Fracking ‘a short-term stop gap’

I agree with Mr Wood there could hardly be a better time to think about fracking. Mr Wood says the country is ‘desperately’ short of energy, and as it gets scarcer, the price will rise.

I agree with him that the threat of earth tremors seems small and I haven’t noticed America being plagued with tremors despite its thousands of drilling sites. Then he argues that it’s all about money, and I have to agree with him on that, too. So why, then, am I against fracking?

Well, if the country is ‘desperately’ short of energy, it could be because we waste so much of it. Looking through two of the Observer supplements this week, I compared some figures. If only 29 per cent of students could manage better than a GCSE grade D, I think their school might not be so proud of itself. But in the property section 29 per cent is the proportion of houses for sale or rent that could boast an EPC rating of A-C. In fact, 65 per cent had an EPC grade of either D or E. The 145 properties I counted included five grade Bs and no grade As. How much less energy demand would there be (and how much better off would the homeowners be) if these figures were much better?

Of course money is important, and with energy we are talking huge world-class companies throwing their financial weight around in ways I can only guess at. But actually, money doesn’t keep your house warm: energy does, and insulation does. What really matters is the physics. We invented money and when financial systems get into difficulties we struggle to reinvent them, but we are all powerless to change the laws of physics: a lesson that very few politicians seem capable of understanding, unfortunately. So, yes, it is all about money, but we have to make financial systems cope with the physical realities of our world. There is no alternative. (umm, I’ve heard that before).

Now, science is telling us that if we want a ‘business as usual’ world, more or less, for our grandchildren, we have as a world, to leave 80 per cent of our fossil fuels in the ground. From now on. No argument. Perhaps Mr Wood could explain how his children and grandchildren will provide themselves with their home comforts when the fracked gas and oil has run down the way, in my lifetime, North Sea oil has done? Currently, the mad pursuit of fossil fuels means Shell wants to drill in the Arctic, now that climate change has melted the ice and made it easier, and Australia wants to blast a hole through the Great Barrier Reef so that large ships can export huge quantities of coal.

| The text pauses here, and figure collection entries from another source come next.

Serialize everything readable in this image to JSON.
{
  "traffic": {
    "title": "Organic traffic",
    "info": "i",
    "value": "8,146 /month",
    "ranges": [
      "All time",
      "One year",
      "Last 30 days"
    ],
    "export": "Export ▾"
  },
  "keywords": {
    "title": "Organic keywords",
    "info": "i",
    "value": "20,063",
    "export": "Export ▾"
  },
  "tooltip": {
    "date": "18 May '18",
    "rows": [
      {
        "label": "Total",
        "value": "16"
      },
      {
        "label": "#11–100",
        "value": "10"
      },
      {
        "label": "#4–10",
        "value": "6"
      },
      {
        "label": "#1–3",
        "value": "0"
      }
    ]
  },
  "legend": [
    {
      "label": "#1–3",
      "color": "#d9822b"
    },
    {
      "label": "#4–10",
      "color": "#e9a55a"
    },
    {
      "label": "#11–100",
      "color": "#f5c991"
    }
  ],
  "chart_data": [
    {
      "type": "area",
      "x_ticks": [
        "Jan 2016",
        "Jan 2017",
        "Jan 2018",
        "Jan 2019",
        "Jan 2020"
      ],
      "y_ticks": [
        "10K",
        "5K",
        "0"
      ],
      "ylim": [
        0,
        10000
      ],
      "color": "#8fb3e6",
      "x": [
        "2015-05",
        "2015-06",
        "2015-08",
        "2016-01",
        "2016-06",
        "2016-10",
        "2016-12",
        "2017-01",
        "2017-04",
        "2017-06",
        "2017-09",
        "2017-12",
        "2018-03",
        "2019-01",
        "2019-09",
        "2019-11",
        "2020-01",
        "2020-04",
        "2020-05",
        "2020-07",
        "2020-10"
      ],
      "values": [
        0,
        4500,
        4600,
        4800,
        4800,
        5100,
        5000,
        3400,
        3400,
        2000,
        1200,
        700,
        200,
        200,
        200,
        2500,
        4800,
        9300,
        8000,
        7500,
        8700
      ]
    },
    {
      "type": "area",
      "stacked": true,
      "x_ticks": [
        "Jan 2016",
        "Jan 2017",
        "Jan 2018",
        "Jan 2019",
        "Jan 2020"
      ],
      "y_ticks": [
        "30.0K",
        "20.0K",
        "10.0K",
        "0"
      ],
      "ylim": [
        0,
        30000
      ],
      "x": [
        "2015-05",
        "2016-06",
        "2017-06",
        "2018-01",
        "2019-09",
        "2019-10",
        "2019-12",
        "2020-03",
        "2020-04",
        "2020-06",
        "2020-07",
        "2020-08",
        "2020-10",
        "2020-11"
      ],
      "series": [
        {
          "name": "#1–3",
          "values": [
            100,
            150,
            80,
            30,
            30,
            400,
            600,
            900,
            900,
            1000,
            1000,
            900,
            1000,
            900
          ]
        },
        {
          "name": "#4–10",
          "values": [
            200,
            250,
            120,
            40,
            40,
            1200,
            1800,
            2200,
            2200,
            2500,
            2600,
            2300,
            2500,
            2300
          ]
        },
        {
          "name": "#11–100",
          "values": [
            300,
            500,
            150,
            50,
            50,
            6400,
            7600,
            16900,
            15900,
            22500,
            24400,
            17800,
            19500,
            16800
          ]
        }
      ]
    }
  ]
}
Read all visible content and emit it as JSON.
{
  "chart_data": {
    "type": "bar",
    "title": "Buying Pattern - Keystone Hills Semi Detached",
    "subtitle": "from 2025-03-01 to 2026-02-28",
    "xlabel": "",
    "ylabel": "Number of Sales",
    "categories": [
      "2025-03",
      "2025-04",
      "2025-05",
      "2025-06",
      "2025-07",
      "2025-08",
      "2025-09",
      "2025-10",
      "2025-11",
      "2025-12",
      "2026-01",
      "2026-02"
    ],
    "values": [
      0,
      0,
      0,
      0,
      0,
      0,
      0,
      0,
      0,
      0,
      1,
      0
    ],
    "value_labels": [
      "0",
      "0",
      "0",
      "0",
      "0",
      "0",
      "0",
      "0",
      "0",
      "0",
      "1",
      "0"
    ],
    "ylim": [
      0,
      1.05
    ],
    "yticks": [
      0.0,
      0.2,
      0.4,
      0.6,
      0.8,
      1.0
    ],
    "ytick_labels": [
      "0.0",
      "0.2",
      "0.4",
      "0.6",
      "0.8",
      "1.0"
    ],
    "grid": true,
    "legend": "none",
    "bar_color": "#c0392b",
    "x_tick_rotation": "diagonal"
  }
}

However, despite my anti-fracking view, I have to say I am no back-to-the-caves Luddite and on a good sunny morning like today I can be very optimistic about the future. A few facts about solar energy might help. First, the PV panels on my roof generate every year double the amount of electricity we actually use in the house, so effectively we are powering someone else’s house, too. Second, though of course I’m not suggesting it as a real project, if you wanted to supply Chichester with the equivalent of all the energy it needs, including all petrol and gas, you could plant a square just 2.4 miles on a site full of solar panels. So it’s not an unthinkably big problem. Thirdly, if you can imagine the entire energy consumption of the world for a whole year, then that’s how much the sun gives us, but every hour! There’s loads of it. And I haven’t even started on wind, waves, tides, biomass and geothermal sources of sustainable energy supply. All these alternatives can give the UK sustainable energy independence and none is harmful to the atmosphere. Fracking is a short-term stop-gap which, even in the most optimistic view, pollutes the atmosphere with methane and carbon dioxide, requires vast quantities of water, produces toxic waste that requires special treatment, requires constant lorry traffic, may very well not make gas any cheaper and will only last a few decades.